Oregon was one of two states in the nation, alongside Louisiana, to allow non-unanimous convictions by juries. This precedent was set by Article 1, Section 11 of the state constitution which was adopted in 1934. The law states that as long as at least 10 members of the 12-member jury agreed on a verdict, it would be accepted.
In 1972, this decision was challenged by the case of Apodaca et al. v. Oregon – among several other cases, but the Court of Appeals concluded that “The Sixth Amendment guarantee of a jury trial, made applicable to the States by the Fourteenth, does not require that the jury’s vote be unanimous.”
This element of the Oregon constitution has now become exempt because of the Supreme Court’s 2020 ruling in Ramos v. Louisiana, which will supersede state law. As of April 20, 2020, only a unanimous jury can pass a verdict. Otherwise the trial will be considered a mistrial. An example of the consequences of a mistrial would be retrial of a defendant for the charge of manslaughter as opposed to first degree murder.
The law of non-unanimous ruling by juries has origins in the suppression of minority communities, as it silences one to two voices which have different perspectives to the norm within the jury. This origin is outlined in the syllabus of the Ramos v. Louisiana case, available from the Supreme Court’s archives.
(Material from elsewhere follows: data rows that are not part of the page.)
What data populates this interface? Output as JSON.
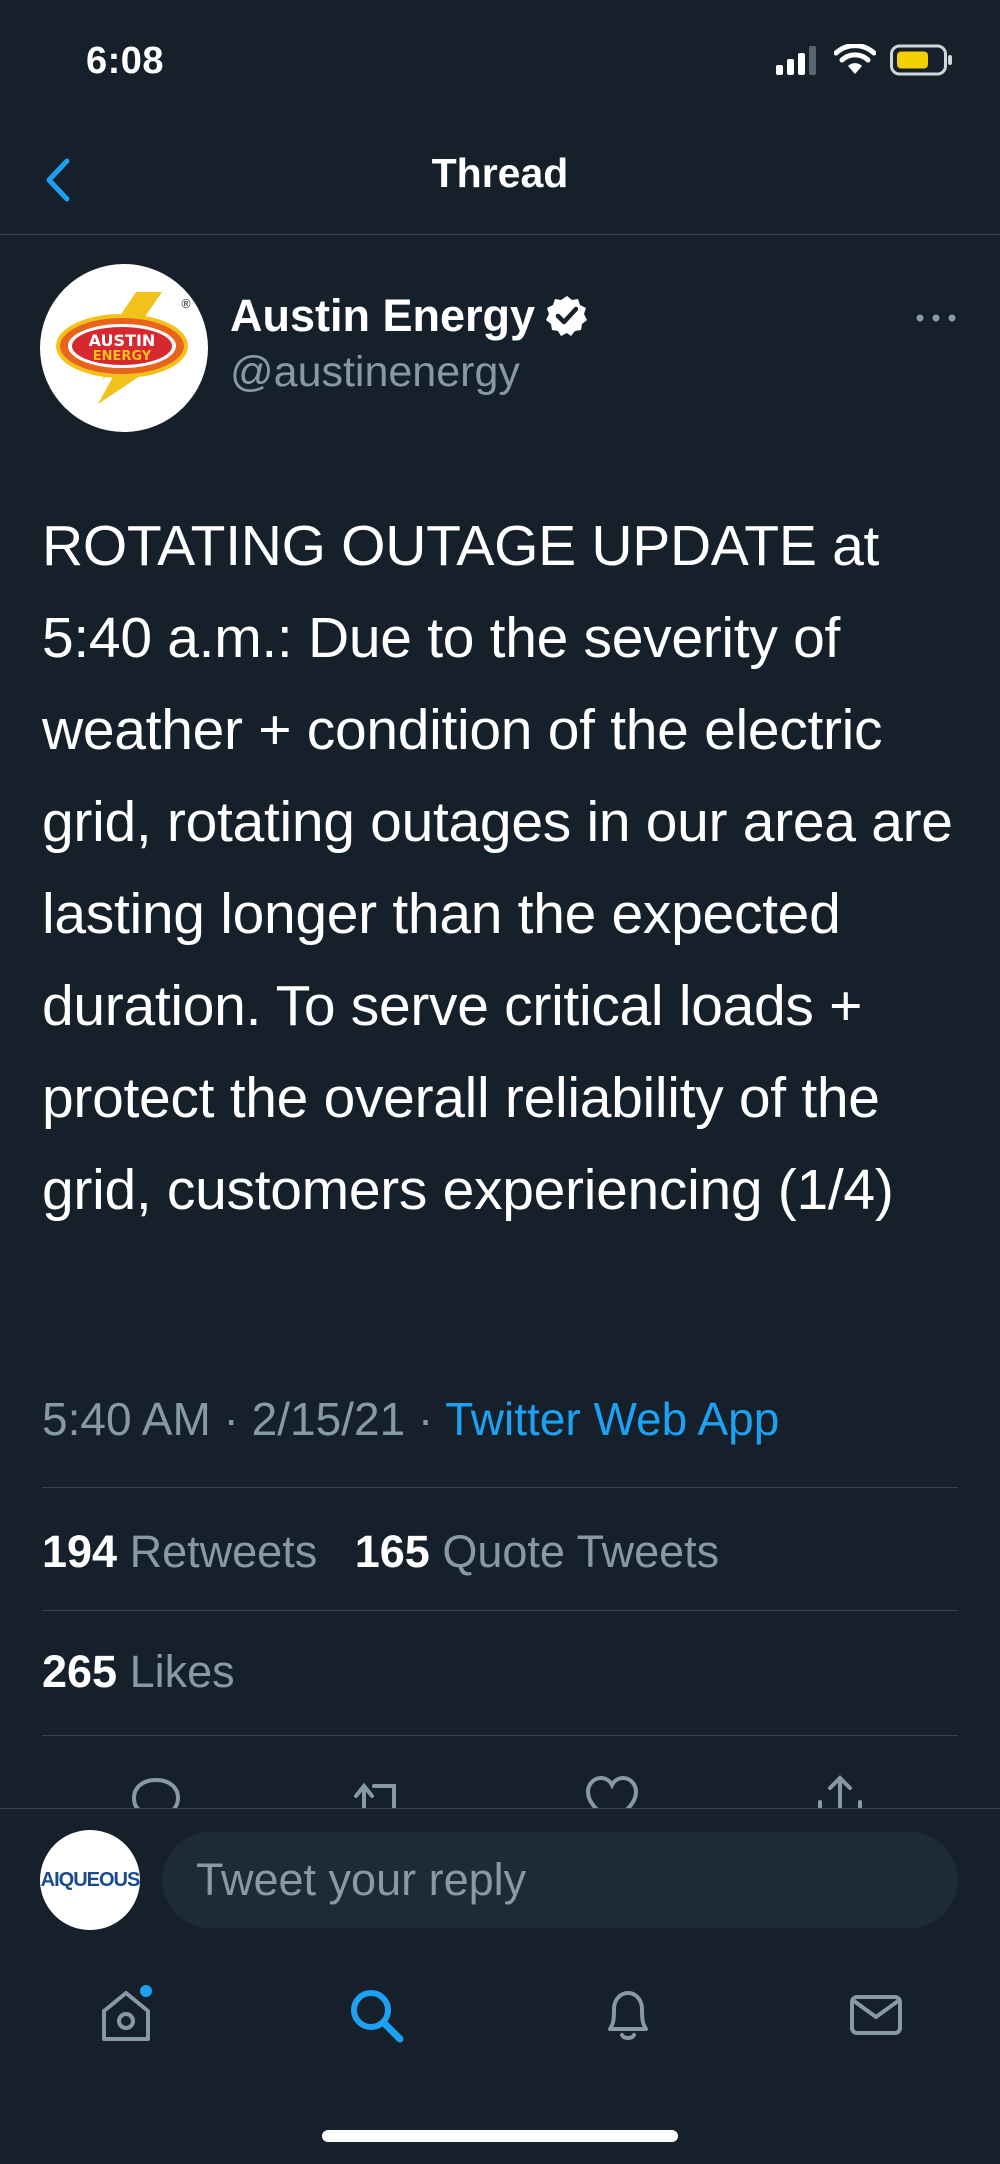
{
  "status_bar": {
    "time": "6:08",
    "battery_color": "#f5d000"
  },
  "header": {
    "title": "Thread"
  },
  "tweet": {
    "author_name": "Austin Energy",
    "handle": "@austinenergy",
    "avatar_logo": {
      "line1": "AUSTIN",
      "line2": "ENERGY"
    },
    "verified": true,
    "text": "ROTATING OUTAGE UPDATE at 5:40 a.m.: Due to the severity of weather + condition of the electric grid, rotating outages in our area are lasting longer than the expected duration. To serve critical loads + protect the overall reliability of the grid, customers experiencing (1/4)",
    "time": "5:40 AM",
    "separator": " · ",
    "date": "2/15/21",
    "source": "Twitter Web App",
    "retweets_count": "194",
    "retweets_label": "Retweets",
    "quote_count": "165",
    "quote_label": "Quote Tweets",
    "likes_count": "265",
    "likes_label": "Likes"
  },
  "reply": {
    "avatar_text": "AIQUEOUS",
    "placeholder": "Tweet your reply"
  },
  "colors": {
    "background": "#15202b",
    "accent": "#1da1f2",
    "secondary_text": "#8899a6",
    "divider": "#38444d"
  },
  "tabs": [
    {
      "name": "home",
      "icon": "home-icon",
      "has_notification_dot": true
    },
    {
      "name": "search",
      "icon": "search-icon",
      "active": true
    },
    {
      "name": "notifications",
      "icon": "bell-icon"
    },
    {
      "name": "messages",
      "icon": "mail-icon"
    }
  ]
}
In the Opinion of the Court, it is outlined that Louisiana’s first endorsement of non-unanimous verdicts for serious crimes was at an 1898 convention with the purpose of, in the words of one committee chairman at the time, “[establishing] the supremacy of the white race.” In the same section of the case it is noted that Oregon’s non-unanimous jury rules came alongside the rise in influence of the Ku Klux Klan. It is also stated in the Opinion of the Court section that the racial element of these laws has been acknowledged by both Oregon and Louisiana’s own courts.
One question is still left on the table about this ruling though, and that is what will happen to Oregonians currently incarcerated or otherwise affected by non-unanimous rulings. Currently, it seems unlikely that these people will see much change in their circumstances, since the retrials required would overwhelm Oregon’s courts.